* Q2 earnings from continuing operations $0.57/shr vs est $0.57
* Second-quarter revenue up 12 pct to $328 mln vs est $324.5 mln
* AMC said lost 13 pct of subscribers on termination of Dish contract
* Shares trading flat
By Chandni Doulatramani
Aug 8 (Reuters) - AMC Networks Inc said a prolonged blackout of its channels by Dish Network Corp will materially impact revenue in the coming quarters.
The company said termination of its contract by Dish, the second-largest U.S. satellite TV provider behind DirectTV , reduced its subscribers by about 13 percent in the current quarter.
A dispute over programming fees prompted Dish to drop AMC’s channels, home to popular shows such as “Walking Dead” and “Mad Men,” from July 1 after its contract with the company expired without a new agreement.
“The termination of Dish Network’s carriage will have a material impact on our revenue, adjusted operating cash flow and operating income in future periods,” the company said in a statement.
The company’s shares have gained 25 percent since the blackout as investors think Dish is likely to come back to the negotiation table.
“Dish is going to try and punish AMC by cutting off subscribers in order to gain leverage in its negotiation.
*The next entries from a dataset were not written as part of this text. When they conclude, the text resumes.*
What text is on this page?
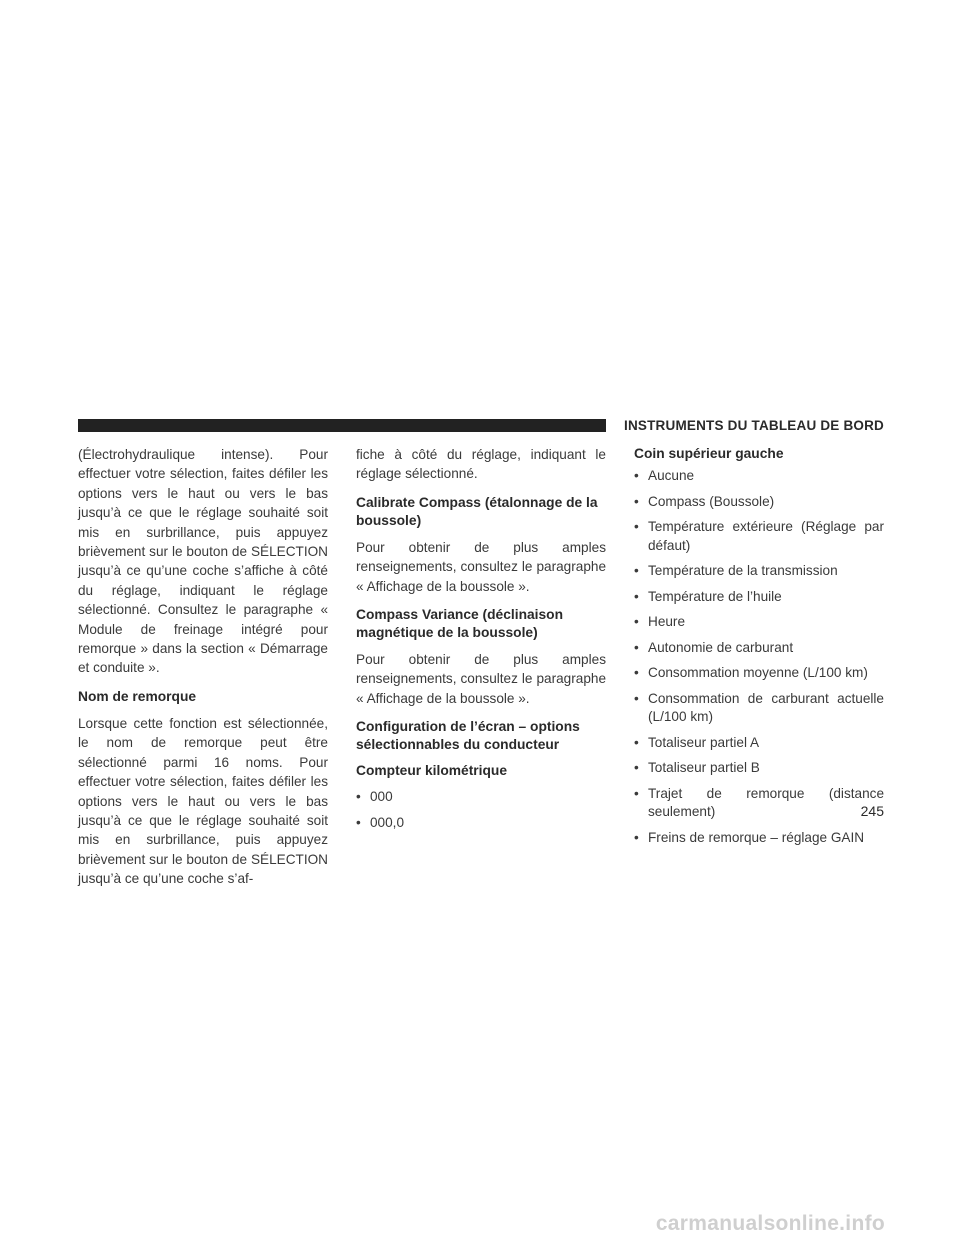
INSTRUMENTS DU TABLEAU DE BORD

(Électrohydraulique intense). Pour effectuer votre sélection, faites défiler les options vers le haut ou vers le bas jusqu’à ce que le réglage souhaité soit mis en surbrillance, puis appuyez brièvement sur le bouton de SÉLECTION jusqu’à ce qu’une coche s’affiche à côté du réglage, indiquant le réglage sélectionné. Consultez le paragraphe « Module de freinage intégré pour remorque » dans la section « Démarrage et conduite ».

Nom de remorque

Lorsque cette fonction est sélectionnée, le nom de remorque peut être sélectionné parmi 16 noms. Pour effectuer votre sélection, faites défiler les options vers le haut ou vers le bas jusqu’à ce que le réglage souhaité soit mis en surbrillance, puis appuyez brièvement sur le bouton de SÉLECTION jusqu’à ce qu’une coche s’af-

fiche à côté du réglage, indiquant le réglage sélectionné.

Calibrate Compass (étalonnage de la boussole)

Pour obtenir de plus amples renseignements, consultez le paragraphe « Affichage de la boussole ».

Compass Variance (déclinaison magnétique de la boussole)

Pour obtenir de plus amples renseignements, consultez le paragraphe « Affichage de la boussole ».

Configuration de l’écran – options sélectionnables du conducteur
Compteur kilométrique
• 000
• 000,0
Coin supérieur gauche
• Aucune
• Compass (Boussole)
• Température extérieure (Réglage par défaut)
• Température de la transmission
• Température de l’huile
• Heure
• Autonomie de carburant
• Consommation moyenne (L/100 km)
• Consommation de carburant actuelle (L/100 km)
• Totaliseur partiel A
• Totaliseur partiel B
• Trajet de remorque (distance seulement)
• Freins de remorque – réglage GAIN
245
carmanualsonline.info
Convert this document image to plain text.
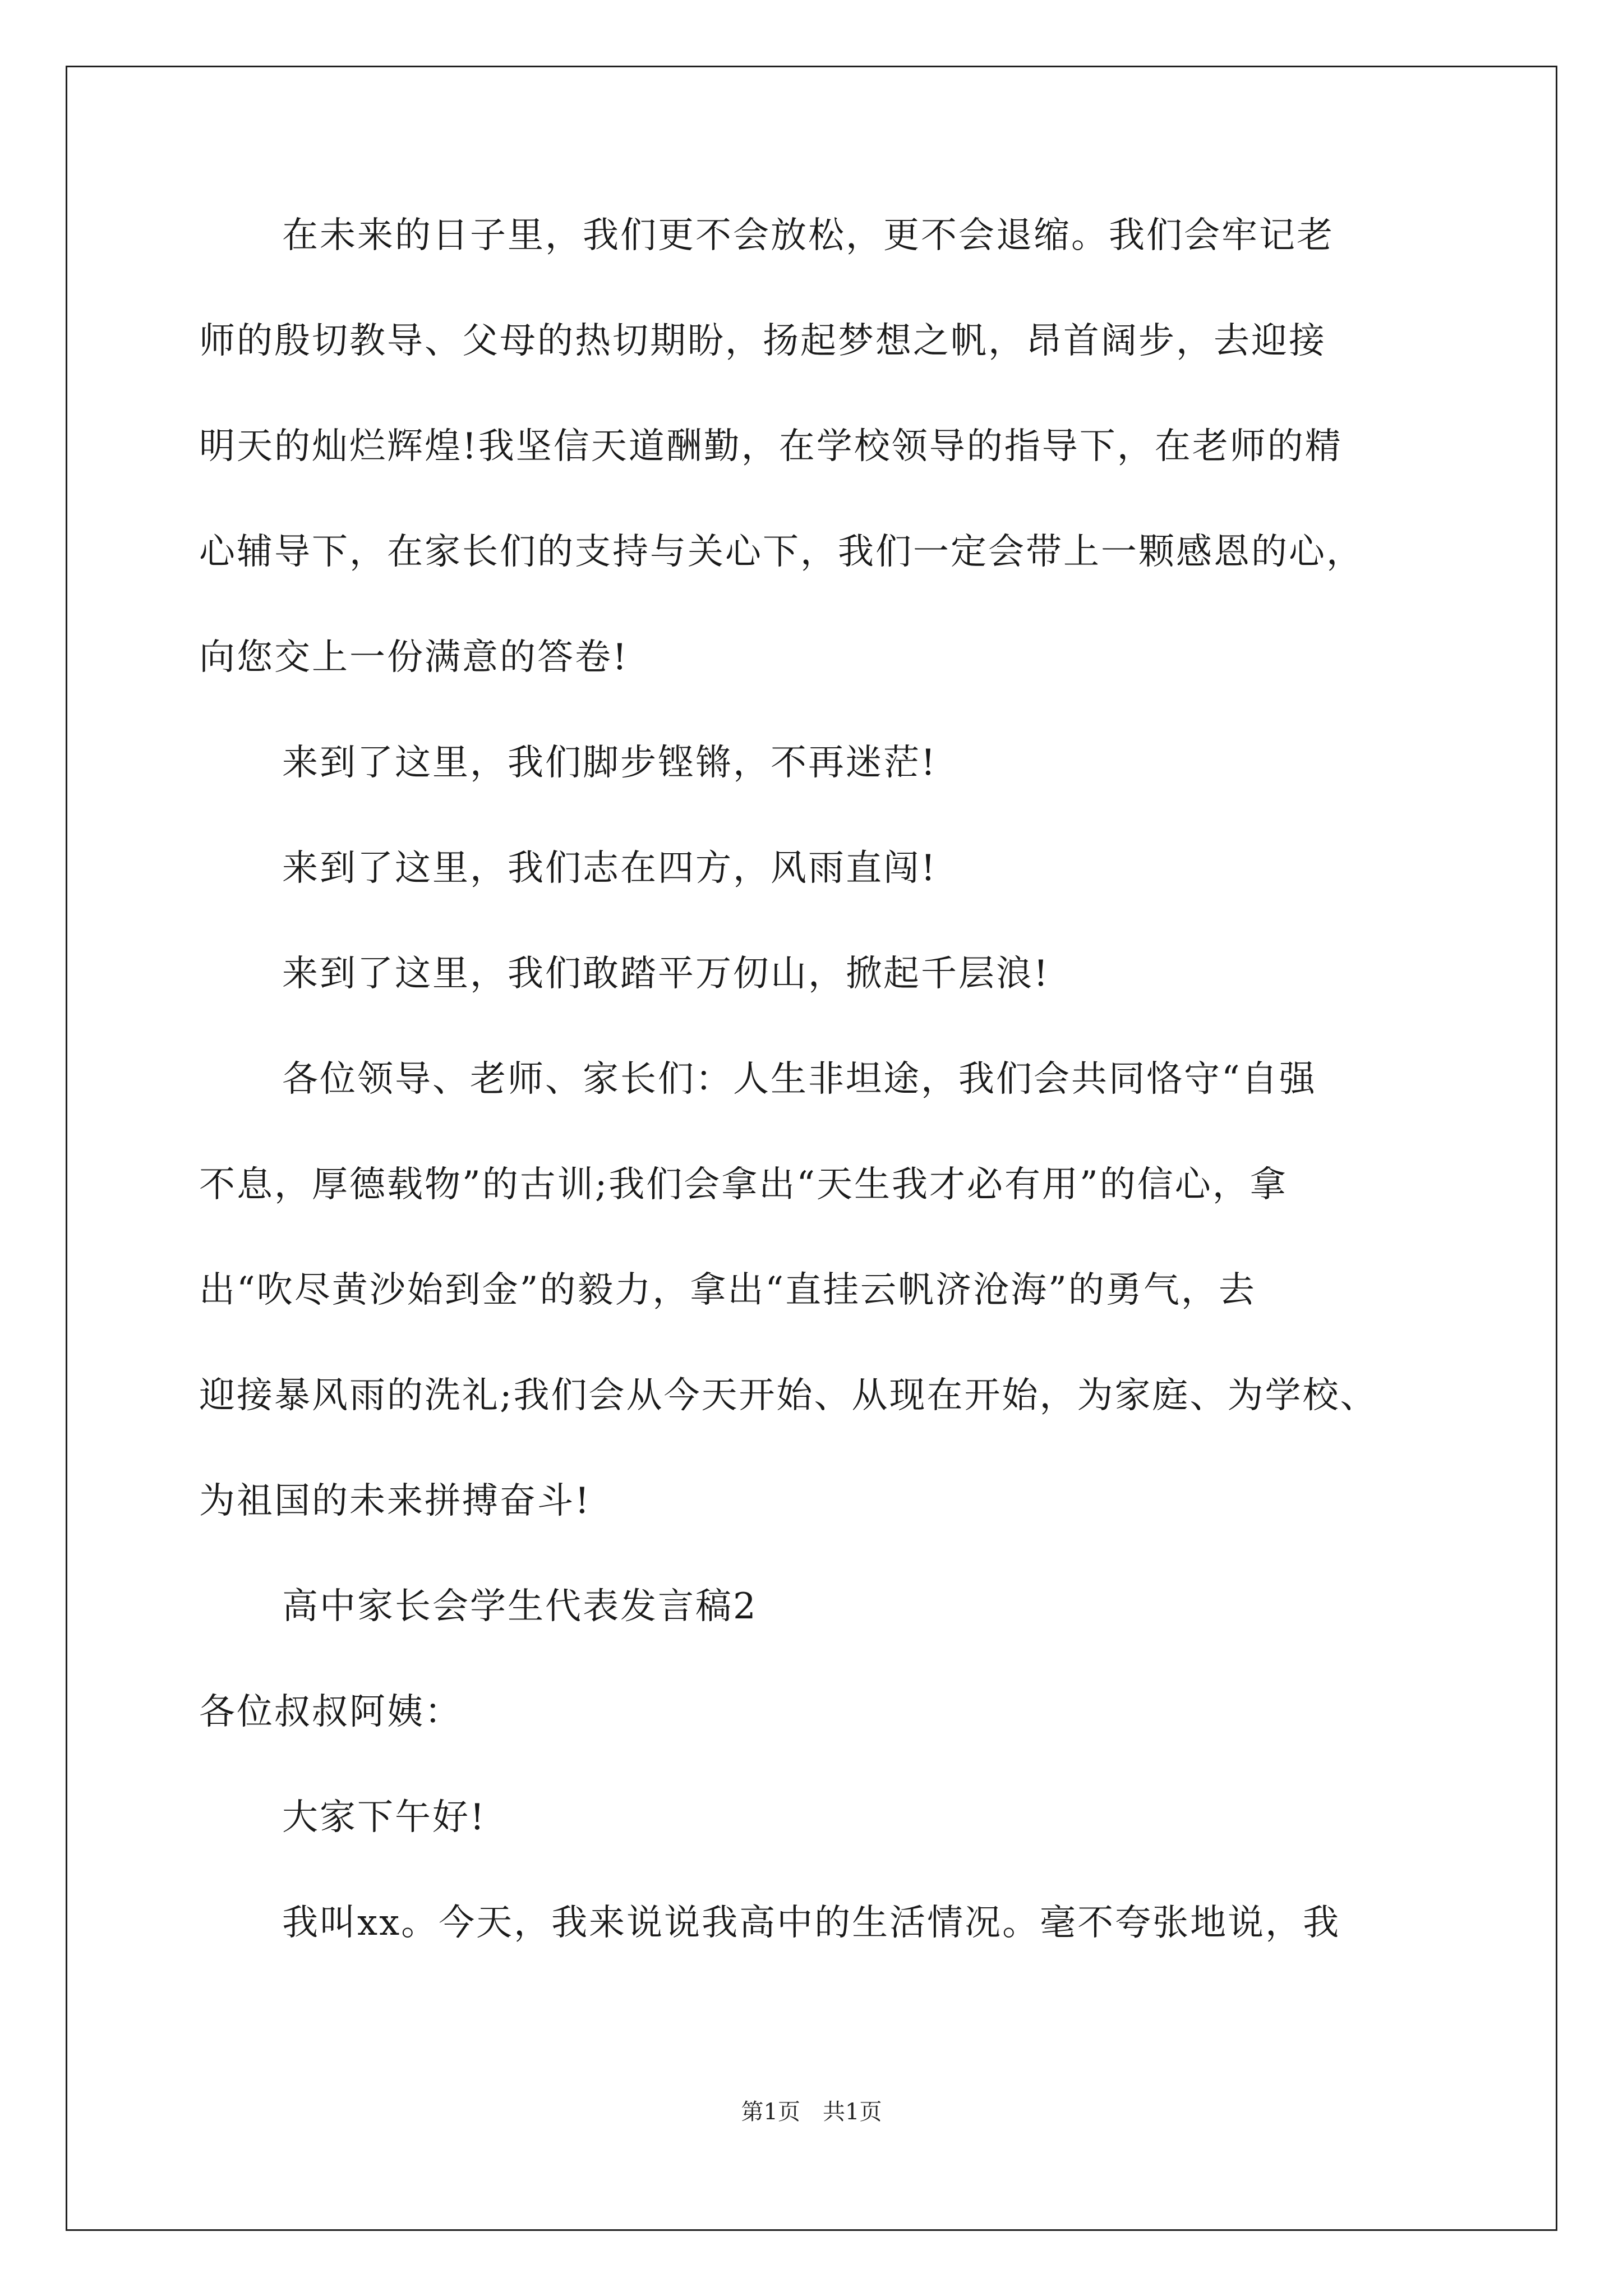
在未来的日子里，我们更不会放松，更不会退缩。我们会牢记老
师的殷切教导、父母的热切期盼，扬起梦想之帆，昂首阔步，去迎接
明天的灿烂辉煌!我坚信天道酬勤，在学校领导的指导下，在老师的精
心辅导下，在家长们的支持与关心下，我们一定会带上一颗感恩的心，
向您交上一份满意的答卷!
来到了这里，我们脚步铿锵，不再迷茫!
来到了这里，我们志在四方，风雨直闯!
来到了这里，我们敢踏平万仞山，掀起千层浪!
各位领导、老师、家长们：人生非坦途，我们会共同恪守“自强
不息，厚德载物”的古训;我们会拿出“天生我才必有用”的信心，拿
出“吹尽黄沙始到金”的毅力，拿出“直挂云帆济沧海”的勇气，去
迎接暴风雨的洗礼;我们会从今天开始、从现在开始，为家庭、为学校、
为祖国的未来拼搏奋斗!
高中家长会学生代表发言稿2
各位叔叔阿姨：
大家下午好!
我叫xx。今天，我来说说我高中的生活情况。毫不夸张地说，我
第1页　共1页
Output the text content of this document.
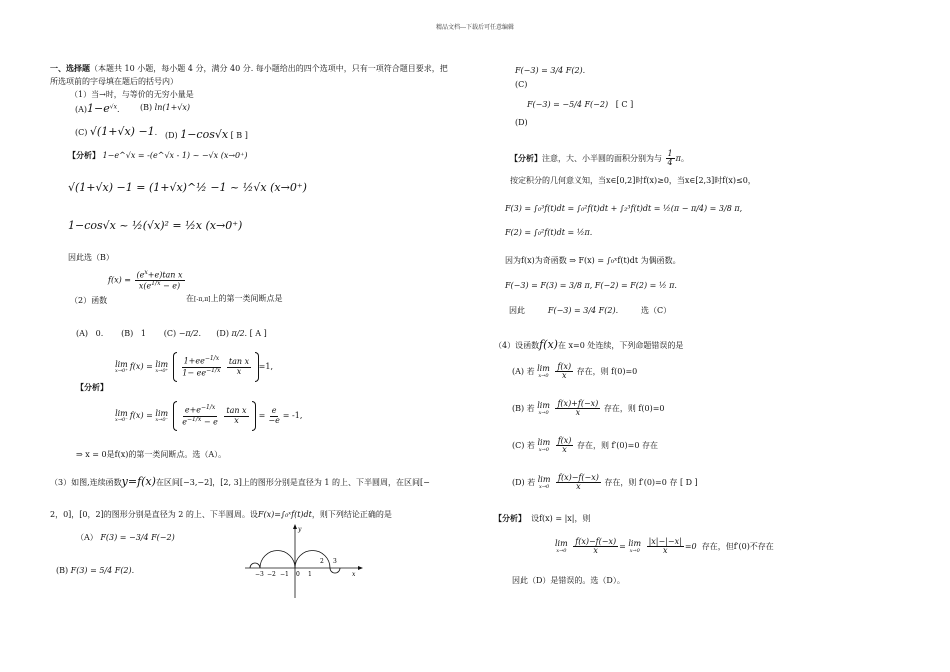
精品文档---下载后可任意编辑
一、选择题（本题共 10 小题，每小题 4 分，满分 40 分. 每小题给出的四个选项中，只有一项符合题目要求，把
所选项前的字母填在题后的括号内）
（1）当→时，与等价的无穷小量是
$(A)1-e^{√x}$.	(B) ln(1+√x)
(C) √(1+√x) −1. (D) 1−cos√x [ B ]
【分析】 1−e^√x = -(e^√x - 1) ~ −√x (x→0⁺)
√(1+√x) −1 = (1+√x)^½ −1 ~ ½√x (x→0⁺)
1−cos√x ~ ½(√x)² = ½x (x→0⁺)
因此选（B）
$f(x) = \frac{(e^x+e)\tan x}{x(e^{1/x} - e)}$
（2）函数	在[-π,π]上的第一类间断点是
(A) 0. (B) 1 (C) −π/2.      (D) π/2. [ A ]
lim
x→0⁺ f(x) = lim
x→0⁺
$\frac{1+ee^{-1/x}}{1- ee^{-1/x}}$
$\frac{\text{tan x}}{x} =1$,
【分析】
lim
x→0⁻ f(x) = lim
x→0⁻
$\frac{e+e^{-1/x}}{e^{-1/x} - e}$
$\frac{\text{tan x}}{x} = \frac{e}{-e} = -1$,
⇒ x = 0是f(x)的第一类间断点。选（A）。
（3）如图,连续函数y=f(x)在区间[−3,−2]，[2, 3]上的图形分别是直径为 1 的上、下半圆周，在区间[−
2，0]，[0，2]的图形分别是直径为 2 的上、下半圆周。设F(x)=∫₀ˣf(t)dt，则下列结论正确的是
（A） F(3) = −3/4 F(−2)
(B) F(3) = 5/4 F(2).
y
x
−3 −2 −1 0 1
2 3
F(−3) = 3/4 F(2).
(C)
F(−3) = −5/4 F(−2) [ C ]
(D)
【分析】注意，大、小半圆的面积分别为与 $\frac{1}{4}$ π。
按定积分的几何意义知，当x∈[0,2]时f(x)≥0，当x∈[2,3]时f(x)≤0，
F(3) = ∫₀³f(t)dt = ∫₀²f(t)dt + ∫₂³f(t)dt = ½(π − π/4) = 3/8 π,
F(2) = ∫₀²f(t)dt = ½π.
因为f(x)为奇函数 ⇒ F(x) = ∫₀ˣf(t)dt 为偶函数。
F(−3) = F(3) = 3/8 π, F(−2) = F(2) = ½ π.
因此	F(−3) = 3/4 F(2).	选（C）
（4）设函数f(x)在 x=0 处连续，下列命题错误的是
(A) 若 lim
x→0
$\frac{f(x)}{x}$ 存在，则 f(0)=0
(B) 若 lim
x→0
$\frac{f(x)+f(-x)}{x}$ 存在，则 f(0)=0
(C) 若 lim
x→0
$\frac{f(x)}{x}$ 存在，则 f′(0)=0 存在
(D) 若 lim
x→0
$\frac{f(x)-f(-x)}{x}$ 存在，则 f′(0)=0 存 [ D ]
【分析】 设f(x) = |x|，则
lim
x→0
$\frac{f(x)-f(-x)}{x} = \lim$
x→0
$\frac{|x|-|-x|}{x} =0$ 存在，但f′(0)不存在
因此（D）是错误的。选（D）。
So I think investors are thinking that subscriber loss is a negotiating tactic,” Gabelli & Co analyst Brett Harriss said.
As AMC - formerly known as American Movie Classics - has evolved from a backwater cable channel for old movies to a provider of premium TV shows, cable and satellite operators have braced themselves for higher subscriber fees.
AMC, whose channels include AMC, IFC, WE tv, HDNet Movies and Style, said Dish has not discussed programming fee rates with the company at all.
The impact on the company’s results will depend on how long it is off Dish’s platform, and if and when the two companies reach a new carriage agreement, AMC CEO Josh Sapan said on a conference call.
“I think there is a very good chance that there will be a settlement ... I can certainly see a settlement for half a billion dollars,” CRT Capital Group analyst Lance Vitanza said on Monday.
Sapan said Dish dropped its networks to gain leverage in an unrelated lawsuit.
AMC, along with its former parent Cablevision, had sued Dish for $2.5 billion, claiming improper termination of a 15-year contract. The suit alleged that DISH improperly terminated the contract with VOOM HD, an indirect unit of AMC.
The trial is scheduled to begin on September 18. The company expects the trial to last anywhere from four to six weeks.
Dish Chairman Charlie Ergen on Wednesday said customers missing AMC programs should turn to Apple’s iTunes or Netflix to get their “Mad Men” and “Breaking Bad” fix.
Dish, which reported lower-than-expected results on Wednesday, said it would lose some subscribers in the third quarter because of the dispute.
AMC’s second quarter ended on June 30, just before the Dish blackout started.
Net income from continuing operations rose to $41.4 million, or 57 cents per share, in the second quarter, from $27.1 million, or 39 cents per share, a year earlier.
Revenue rose 12 percent to $328 million.
Sales from advertising rose 13.4 percent to $130 million.
In 2011, advertising sales brought in 38 percent of its net revenue.
Analysts had expected earnings of 57 cents per share, on revenue of 324.5 million, according to Thomson Reuters I/B/E/S.
Shares of AMC were trading flat at $43.31 on the Nasdaq, while Dish shares were down about 1 percent at $30.38 in afternoon trade on Thursday.